The competitiveness of the European milling sector
In Europe, a sector of small and medium-sized companies
The European flour milling industry has always been producing on a relatively small scale compared to its counterparts, notably in the US. For ex., the average US flour mill produces 13 times as much wheat flour as the average flour mill in Europe.
With the sector facing increasingly acute pressure from third countries like Turkey or Kazakhstan on traditional flour export markets, the low-level of capacity utilisation (around 65%) across the EU and a declining consumption of bread, the European Commission should continue to treat wheat flour as a sensitive product requiring special treatment in trade negotiations.
No further concessions on flour market access
With the European milling sector facing:
- acute pressure from 3rd countries (Turkey, Kazakhstan) on traditional wheat flour export markets
- a structural overcapacity (the sector is running in average at 65% of its capacity)
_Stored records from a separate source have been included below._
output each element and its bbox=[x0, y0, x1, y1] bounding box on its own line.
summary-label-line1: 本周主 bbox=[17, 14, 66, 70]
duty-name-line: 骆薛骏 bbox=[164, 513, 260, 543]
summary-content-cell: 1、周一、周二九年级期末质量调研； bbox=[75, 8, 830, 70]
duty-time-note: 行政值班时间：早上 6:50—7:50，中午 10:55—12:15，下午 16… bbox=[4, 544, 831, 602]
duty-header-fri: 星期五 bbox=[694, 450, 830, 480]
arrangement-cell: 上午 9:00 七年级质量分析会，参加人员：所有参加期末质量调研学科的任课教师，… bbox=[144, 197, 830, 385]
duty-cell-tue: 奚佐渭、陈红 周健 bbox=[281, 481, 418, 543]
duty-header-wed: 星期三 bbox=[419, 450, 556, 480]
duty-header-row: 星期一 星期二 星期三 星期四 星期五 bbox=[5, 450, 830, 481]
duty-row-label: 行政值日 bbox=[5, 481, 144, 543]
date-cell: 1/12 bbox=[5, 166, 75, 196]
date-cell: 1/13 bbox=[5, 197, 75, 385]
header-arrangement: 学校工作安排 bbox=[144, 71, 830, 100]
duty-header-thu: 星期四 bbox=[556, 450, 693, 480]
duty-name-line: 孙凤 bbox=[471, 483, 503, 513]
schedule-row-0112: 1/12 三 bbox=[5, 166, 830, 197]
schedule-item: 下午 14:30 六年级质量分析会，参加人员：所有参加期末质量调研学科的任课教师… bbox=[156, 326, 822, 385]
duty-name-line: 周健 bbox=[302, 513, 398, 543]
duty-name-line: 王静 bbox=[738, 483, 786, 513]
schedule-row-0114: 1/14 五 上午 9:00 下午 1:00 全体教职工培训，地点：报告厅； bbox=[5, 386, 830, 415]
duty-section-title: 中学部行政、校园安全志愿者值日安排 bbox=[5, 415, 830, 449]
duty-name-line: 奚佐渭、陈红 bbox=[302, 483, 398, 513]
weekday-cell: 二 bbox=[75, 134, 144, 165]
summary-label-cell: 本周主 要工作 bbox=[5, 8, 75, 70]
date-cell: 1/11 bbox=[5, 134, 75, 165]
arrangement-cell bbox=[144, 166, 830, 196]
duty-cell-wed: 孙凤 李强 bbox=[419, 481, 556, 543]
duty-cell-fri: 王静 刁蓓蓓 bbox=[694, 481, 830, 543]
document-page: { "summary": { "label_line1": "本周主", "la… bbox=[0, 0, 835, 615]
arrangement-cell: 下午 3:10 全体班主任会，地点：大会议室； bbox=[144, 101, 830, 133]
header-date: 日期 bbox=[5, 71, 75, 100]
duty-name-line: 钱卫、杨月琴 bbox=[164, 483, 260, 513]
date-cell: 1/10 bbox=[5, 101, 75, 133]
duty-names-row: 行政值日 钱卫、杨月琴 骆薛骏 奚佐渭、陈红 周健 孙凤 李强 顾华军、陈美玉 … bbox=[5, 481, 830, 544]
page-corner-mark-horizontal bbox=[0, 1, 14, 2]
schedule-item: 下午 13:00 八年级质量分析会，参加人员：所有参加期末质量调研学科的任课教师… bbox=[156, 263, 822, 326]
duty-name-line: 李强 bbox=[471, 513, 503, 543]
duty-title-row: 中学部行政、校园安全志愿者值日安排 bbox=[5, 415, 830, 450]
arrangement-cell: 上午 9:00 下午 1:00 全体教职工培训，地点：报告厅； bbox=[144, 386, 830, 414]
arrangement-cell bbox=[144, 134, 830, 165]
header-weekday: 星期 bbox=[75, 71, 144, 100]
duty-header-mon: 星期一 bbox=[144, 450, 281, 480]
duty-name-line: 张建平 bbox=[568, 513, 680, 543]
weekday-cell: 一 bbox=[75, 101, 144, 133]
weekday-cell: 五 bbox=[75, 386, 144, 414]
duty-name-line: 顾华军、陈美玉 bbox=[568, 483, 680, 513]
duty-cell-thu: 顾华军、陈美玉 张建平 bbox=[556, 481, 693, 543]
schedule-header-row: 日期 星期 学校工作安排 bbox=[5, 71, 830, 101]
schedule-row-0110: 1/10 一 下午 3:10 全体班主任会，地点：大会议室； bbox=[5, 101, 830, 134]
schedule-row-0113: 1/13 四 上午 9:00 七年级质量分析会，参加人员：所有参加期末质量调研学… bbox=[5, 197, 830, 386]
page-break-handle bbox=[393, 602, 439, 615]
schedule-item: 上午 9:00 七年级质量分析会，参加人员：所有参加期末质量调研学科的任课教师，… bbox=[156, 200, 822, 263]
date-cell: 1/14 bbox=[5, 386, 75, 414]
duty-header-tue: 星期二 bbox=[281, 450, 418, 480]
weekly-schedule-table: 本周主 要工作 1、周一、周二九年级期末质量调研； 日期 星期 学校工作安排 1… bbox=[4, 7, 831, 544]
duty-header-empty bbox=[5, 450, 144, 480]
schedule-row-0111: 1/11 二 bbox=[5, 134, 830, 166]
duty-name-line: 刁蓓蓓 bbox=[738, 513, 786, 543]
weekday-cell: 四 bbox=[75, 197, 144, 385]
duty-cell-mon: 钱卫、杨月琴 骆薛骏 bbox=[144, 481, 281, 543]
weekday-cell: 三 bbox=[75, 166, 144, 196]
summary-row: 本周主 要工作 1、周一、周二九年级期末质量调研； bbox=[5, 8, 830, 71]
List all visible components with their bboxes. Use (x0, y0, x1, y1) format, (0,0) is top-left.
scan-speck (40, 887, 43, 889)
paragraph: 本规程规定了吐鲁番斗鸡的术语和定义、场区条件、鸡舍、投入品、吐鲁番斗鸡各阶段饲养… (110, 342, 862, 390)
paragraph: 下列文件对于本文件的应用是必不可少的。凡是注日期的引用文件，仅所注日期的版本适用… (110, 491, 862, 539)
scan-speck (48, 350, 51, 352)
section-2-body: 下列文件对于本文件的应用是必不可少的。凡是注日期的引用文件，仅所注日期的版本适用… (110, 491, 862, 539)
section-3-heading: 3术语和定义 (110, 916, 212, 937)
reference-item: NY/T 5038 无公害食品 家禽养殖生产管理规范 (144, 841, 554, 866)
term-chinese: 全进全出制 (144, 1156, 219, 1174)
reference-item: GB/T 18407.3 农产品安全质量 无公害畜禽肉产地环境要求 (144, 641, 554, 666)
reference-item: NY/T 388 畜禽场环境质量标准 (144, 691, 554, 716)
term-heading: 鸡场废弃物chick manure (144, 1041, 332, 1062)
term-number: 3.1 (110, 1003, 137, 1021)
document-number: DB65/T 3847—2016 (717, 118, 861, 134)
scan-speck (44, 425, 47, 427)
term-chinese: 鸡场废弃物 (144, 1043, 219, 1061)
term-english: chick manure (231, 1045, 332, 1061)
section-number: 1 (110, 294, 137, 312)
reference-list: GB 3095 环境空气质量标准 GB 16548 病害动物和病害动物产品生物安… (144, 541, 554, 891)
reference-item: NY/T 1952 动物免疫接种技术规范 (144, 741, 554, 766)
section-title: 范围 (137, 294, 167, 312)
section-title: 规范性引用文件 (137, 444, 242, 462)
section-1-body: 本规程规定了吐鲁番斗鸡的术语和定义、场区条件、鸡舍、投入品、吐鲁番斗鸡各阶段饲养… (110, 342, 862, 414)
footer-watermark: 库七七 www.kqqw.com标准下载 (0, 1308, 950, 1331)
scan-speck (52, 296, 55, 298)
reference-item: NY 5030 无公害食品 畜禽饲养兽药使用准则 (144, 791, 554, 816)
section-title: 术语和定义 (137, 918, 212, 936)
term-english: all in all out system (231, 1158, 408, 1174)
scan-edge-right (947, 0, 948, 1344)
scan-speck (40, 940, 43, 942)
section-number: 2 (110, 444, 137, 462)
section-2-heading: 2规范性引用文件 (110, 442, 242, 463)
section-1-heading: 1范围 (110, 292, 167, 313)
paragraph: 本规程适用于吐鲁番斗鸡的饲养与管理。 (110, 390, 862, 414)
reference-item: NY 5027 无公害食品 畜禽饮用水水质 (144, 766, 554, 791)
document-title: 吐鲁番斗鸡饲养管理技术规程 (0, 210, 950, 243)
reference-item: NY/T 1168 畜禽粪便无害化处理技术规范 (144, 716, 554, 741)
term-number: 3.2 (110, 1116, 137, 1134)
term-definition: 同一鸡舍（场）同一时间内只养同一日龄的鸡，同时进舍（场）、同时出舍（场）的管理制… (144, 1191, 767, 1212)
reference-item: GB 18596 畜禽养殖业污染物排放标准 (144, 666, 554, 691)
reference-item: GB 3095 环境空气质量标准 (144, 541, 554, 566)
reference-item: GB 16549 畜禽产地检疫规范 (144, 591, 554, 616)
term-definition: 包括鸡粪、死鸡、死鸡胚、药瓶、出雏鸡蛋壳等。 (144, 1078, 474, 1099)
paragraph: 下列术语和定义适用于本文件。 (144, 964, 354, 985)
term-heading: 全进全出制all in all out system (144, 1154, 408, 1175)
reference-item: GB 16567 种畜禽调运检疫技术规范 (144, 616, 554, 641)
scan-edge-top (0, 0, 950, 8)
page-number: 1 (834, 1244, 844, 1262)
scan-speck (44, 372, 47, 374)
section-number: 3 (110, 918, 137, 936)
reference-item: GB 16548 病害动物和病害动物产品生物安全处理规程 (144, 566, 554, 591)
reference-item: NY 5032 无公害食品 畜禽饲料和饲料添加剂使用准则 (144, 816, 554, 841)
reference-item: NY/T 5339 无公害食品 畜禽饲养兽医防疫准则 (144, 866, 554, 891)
- a declining consumption of bread in most European countries
We believe that the European Commission must guard against flour trade concessions that imply fundamental and irreversible damage to both the European milling sector and the regions in which they operate. In particular, the EU market must not be further opened to wheat flour from 3rd countries supporting their milling sector with direct or indirect trade-distorting subsidies.
A competitive & market-oriented agriculture
A Common Agricultural Policy (CAP) remains pivotal for European flour millers in securing constant and regular access to sustainable wheat, rye and oats of the right quality.